ASKA 非公式ファンサイト

サイト設立の真の動機

事件も風化し、アクセス数も落ち着いてきたので、このサイトを立ち上げた真の動機というのを酔狂に書き残しておきたいと思います。
それはアルバム『ONE』と『kicks』を世に知らしめたかった、ということです。
私は97年、98年と連続して発表されたこの二枚のソロアルバムが本当に好きです。時代を超えてヘビーローテーションで聴いています。逆に言うと、時間の流れに犯されずに聴き続けられるのがこの二枚、ということになります。
ASKAがクスリを始めたのは96年頃だとして、動画を引っ張ってきて文章を書きました。独断的なのは百も承知で、下品なセンセーショナリズムも確信犯です。それはkicksツアーとMTV台湾公演の動画をファンじゃない人たちに見せたかった。ただそれだけだったのです。
ONEとkicksの魅力とは何か。それは「悪」が含まれていることだと思います。やっぱり音楽は、正義や人類愛なんかに走っちゃ駄目なんです。退廃や官能、傷、怒り、こんなあたりが芸術の源泉だと思うんです。たとえばヤクザと仏像ってオーラが似ていると思いませんか?パンチパーマは抜きにしても、ギラギラした光が強いと言うか・・・ 悪人正機説なんてのもあるけど、美という真理に近いのは「いい人」ではなく「悪い奴」(=いわゆるGUYS?)だと私は感じています。正義を追求すると、多かれ少なかれオウム化して気持ち悪くなるんです。実際、神秘思想や陰謀論をふりかざす最近のASKAは見てられなかった。
ご存じの通り、90年代前半のチャゲアスも素晴らしいですよ。でも、それはあまりにも健康的すぎたと思うのです。
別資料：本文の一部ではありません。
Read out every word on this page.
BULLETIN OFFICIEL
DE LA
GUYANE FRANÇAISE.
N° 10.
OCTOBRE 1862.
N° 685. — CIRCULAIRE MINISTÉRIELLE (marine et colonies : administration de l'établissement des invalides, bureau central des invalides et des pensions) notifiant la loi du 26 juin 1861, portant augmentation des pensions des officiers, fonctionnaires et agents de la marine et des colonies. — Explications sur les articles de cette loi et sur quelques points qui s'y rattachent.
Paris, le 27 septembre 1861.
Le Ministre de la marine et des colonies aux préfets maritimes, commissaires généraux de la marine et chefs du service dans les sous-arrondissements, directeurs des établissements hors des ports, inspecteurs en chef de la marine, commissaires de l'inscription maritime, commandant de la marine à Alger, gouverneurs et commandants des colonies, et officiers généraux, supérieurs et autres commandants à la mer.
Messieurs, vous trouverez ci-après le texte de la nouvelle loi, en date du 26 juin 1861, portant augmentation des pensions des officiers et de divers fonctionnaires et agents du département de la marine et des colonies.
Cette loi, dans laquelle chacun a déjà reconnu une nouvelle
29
当時を代表するスーパースターとして、ポップを演じすぎたような気がします。器用な人は30年でも50年でも演技を続けられるのでしょうが、ASKAはそれをやるには不器用だったんじゃないでしょうか。単純にいうと、チャゲアス=ださい(野暮ったい?暑苦しい?)という一般的なイメージはこの黄金期の活動によるわけです(私にとっては全然ださくないですが、一般的に)。
それに引き替え、96年から99年の活動というのは、真の意味で音楽的でした。この頃の音楽が一般的に全く知られていないことが、私は我慢ができなかった。これは事件前から思っていたことで、裏黄金期を紹介するチャゲアスのサイトを作ることが夢だったのです。
逮捕というのは負の出来事なのは確かですが、ASKAぐらいの巨大なスケールをもった人の人生には、これくらいのカンフル剤はきっと必要なのでしょう。チャゲアスはもともと、いい曲を作るのに売れないという悲劇的なミュージシャンでした。運命のイタズラで90年代にやっと正当な評価を受けたわけですが、その後はまた「売れない大御所」に。まぁCDでも本でも何でも、切れ味鋭いものは売れないのが常ですが。しかしマスメディアがものをいう時代は過ぎ、個人が主体のYoutubeはそんなASKAにぴったりのメディアだと思います。事件を機にYoutubeを渉猟した人も多いはずです。私はそんな人たちに向けて、一石を投じたいと願うのでした。

 

ASKAは何十年にも渡って「やりたい音楽をやる」と言い続けてきましたが、2000年代以降、本当にそうだったでしょうか?『Not At All』で急にいい子ちゃんに戻ったときはがっかりしましたよ。カムバックするのならぜひもう一度、悪い音楽を聴いてみたいものです。教祖のご託宣みたいな音楽は似合いません。救済は悪の中にこそ。